Data transfers = £0.0607 per GB in / £0.091 per GB out (North America and Europe)

Source: Microsoft

Even a million Table Storage transactions would only cost 61 pence, which is very competitive compared to the minimum fee of SQL Azure.

A few of the highlights of Windows Azure Table

  • Support for LINQ to Objects, ADO.NET Data Services and a REST API.
  • Compile time type checking when using the ADO.NET Data Services client library.
  • A rich set of data types for property values.
  • Support for unlimited number of tables and entities, with no limit on the table size.
  • Strong consistency for single entity transactions.
  • Optimistic concurrency for updates and deletes.
  • For long queries or queries that timeout, partial results are returned with a continuation token to allow the query to resume where it left off.

Source: Microsoft

Pessimistic (SQL Azure) versus optimistic (Table Storage) concurrency

In the field of relational database management systems, optimistic concurrency control (OCC) is a concurrency control method that assumes that multiple transactions can complete without affecting each other, and that therefore transactions can proceed without locking the data resources that they affect.

Source: Wikipedia

As David Hayden puts succinctly in his blog article, "the burden" is on the developer to ensure the application data changes are not lost and the data read is the latest version.
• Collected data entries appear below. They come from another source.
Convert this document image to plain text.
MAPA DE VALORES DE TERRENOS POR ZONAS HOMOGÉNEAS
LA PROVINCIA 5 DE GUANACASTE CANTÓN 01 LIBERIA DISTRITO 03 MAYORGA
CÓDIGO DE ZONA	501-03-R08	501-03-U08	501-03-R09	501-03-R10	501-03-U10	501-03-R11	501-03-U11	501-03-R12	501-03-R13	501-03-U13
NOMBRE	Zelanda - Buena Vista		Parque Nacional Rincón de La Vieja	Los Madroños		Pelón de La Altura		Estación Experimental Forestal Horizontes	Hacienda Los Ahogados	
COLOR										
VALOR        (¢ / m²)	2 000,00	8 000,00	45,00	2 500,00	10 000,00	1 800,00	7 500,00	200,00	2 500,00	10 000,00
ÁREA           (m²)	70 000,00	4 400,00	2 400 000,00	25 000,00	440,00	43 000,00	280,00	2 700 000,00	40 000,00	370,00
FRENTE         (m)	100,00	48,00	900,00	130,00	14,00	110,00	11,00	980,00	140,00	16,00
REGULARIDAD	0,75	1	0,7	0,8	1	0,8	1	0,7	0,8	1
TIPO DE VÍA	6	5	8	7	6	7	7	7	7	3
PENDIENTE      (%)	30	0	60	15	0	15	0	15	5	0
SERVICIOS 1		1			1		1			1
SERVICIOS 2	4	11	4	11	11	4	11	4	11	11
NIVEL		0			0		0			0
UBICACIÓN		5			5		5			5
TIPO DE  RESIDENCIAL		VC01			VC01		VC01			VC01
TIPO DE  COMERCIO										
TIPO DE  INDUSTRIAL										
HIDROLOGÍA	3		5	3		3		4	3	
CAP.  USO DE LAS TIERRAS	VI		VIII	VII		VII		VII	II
SQL Azure pessimistic concurrency isn't simply better or worse than the Table Storage optimistic concurency: there is a significant overhead in maintaining locks and locking data preventing other users from accessing it.

For many web applications (forums, content management systems, websites) optimistic concurrency is a faster and more scalable solution. That's why I'm moving the eBabel multilingual website builder from SQL Azure to Table Storage.